I have been a bridgetender since 2001, and gives me plenty of time to think and observe the world.

2 thoughts on “The Fate of the Art from Guantanamo Bay”

  1. We all have areas in life where we feel imprisoned by our inability to control our fate. As an artist I use art to cope with the negative emotions that result, but also to nourish and grow my hopes and dreams. In essence, I use art to express my humanity with all it’s flaws and glories. Without this outlet, life is unlivable. This art is so personal that having it controlled by others, without my consent, is a soul crushing injury I’ve experienced several times. Can’t imagine that kind of control placed on my humanity while being physically imprisoned with little hope of freedom.
    More good news; how art helps other incarcerated artists deal with harsh realities and how it improves chances of healing damages that led them to jail. There’s an animated video, at the end, with their thoughts on freedom and time. [Click on ‘go to gallery’ ]
    White Snake Projects is an activist opera company which I hope can expand it’s very positive, inspirational reach, with projects like this…
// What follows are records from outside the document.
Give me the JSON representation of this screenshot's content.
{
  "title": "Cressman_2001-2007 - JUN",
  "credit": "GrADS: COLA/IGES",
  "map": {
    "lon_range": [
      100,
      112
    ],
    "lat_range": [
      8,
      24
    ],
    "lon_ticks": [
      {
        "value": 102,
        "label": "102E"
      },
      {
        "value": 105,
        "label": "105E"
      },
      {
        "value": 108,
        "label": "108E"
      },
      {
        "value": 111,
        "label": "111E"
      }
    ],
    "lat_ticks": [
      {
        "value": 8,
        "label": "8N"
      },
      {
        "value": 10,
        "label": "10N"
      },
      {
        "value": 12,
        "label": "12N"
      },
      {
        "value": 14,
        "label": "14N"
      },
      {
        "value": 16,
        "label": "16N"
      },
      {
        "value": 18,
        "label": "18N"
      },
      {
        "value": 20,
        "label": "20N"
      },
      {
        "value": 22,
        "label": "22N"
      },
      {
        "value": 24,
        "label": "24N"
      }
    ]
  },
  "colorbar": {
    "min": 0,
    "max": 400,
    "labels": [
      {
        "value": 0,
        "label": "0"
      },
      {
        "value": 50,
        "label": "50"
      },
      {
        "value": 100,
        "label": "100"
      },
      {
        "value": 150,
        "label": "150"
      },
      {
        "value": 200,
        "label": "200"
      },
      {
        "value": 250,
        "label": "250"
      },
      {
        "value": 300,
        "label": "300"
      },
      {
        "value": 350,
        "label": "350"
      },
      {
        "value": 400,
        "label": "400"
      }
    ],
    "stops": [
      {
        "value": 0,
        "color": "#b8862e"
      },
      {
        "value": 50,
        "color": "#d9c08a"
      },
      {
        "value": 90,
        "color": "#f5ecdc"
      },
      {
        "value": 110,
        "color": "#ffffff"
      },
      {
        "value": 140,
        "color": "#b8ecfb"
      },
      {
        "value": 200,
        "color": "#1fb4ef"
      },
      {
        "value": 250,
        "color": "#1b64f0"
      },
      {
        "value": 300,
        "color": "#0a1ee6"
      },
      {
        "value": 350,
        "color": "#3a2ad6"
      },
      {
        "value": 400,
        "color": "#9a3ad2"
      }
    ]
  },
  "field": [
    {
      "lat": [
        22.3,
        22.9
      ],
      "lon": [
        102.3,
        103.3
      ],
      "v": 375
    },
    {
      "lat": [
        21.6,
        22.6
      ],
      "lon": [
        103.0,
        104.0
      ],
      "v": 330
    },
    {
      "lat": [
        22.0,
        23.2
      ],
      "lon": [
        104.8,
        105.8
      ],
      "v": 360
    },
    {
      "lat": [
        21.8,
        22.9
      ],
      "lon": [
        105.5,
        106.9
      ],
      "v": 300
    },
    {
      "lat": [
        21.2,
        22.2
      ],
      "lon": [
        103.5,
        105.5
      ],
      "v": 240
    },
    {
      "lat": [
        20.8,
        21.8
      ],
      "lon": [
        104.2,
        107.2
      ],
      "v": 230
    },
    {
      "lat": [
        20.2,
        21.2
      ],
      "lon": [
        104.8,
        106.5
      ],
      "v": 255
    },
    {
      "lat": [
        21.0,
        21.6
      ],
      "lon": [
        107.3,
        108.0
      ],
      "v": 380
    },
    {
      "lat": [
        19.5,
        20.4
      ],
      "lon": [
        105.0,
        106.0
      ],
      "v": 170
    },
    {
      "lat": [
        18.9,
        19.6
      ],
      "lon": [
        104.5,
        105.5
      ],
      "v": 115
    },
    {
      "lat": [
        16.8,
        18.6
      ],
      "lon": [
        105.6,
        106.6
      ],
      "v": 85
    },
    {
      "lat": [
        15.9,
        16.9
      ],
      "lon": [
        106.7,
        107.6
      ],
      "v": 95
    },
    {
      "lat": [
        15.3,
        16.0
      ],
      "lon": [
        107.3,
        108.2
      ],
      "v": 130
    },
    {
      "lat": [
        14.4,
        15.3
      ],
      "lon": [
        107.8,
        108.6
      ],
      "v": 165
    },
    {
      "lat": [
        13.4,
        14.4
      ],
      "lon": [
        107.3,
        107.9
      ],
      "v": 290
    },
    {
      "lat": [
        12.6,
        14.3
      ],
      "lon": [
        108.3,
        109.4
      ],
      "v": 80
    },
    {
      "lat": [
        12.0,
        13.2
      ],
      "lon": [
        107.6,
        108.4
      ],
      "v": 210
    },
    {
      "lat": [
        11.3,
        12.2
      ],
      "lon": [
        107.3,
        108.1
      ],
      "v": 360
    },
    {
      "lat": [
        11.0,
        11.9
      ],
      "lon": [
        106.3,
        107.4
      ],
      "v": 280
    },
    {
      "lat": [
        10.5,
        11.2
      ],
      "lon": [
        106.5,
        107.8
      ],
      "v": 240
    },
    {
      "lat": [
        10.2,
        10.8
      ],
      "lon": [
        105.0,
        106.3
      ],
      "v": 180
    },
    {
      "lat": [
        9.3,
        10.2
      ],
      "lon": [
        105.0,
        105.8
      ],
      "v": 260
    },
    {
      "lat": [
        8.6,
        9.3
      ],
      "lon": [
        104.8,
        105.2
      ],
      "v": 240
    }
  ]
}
    1. First of all, wow you always find the most fascinating links! This looks like an amazing program and the art is just incredible! I know when I did fractal art I viewed the results almost like loving a child. So the thought of somebody snatching that away and saying this belongs to me and you don’t have any agency over it would be the ultimate insult, and only a bully like Trump could come up with something like that. I’m definitely going to have to really look into the White Snake project and as per usual you’ve probably inspired a future blog post. Thank you, Lyn!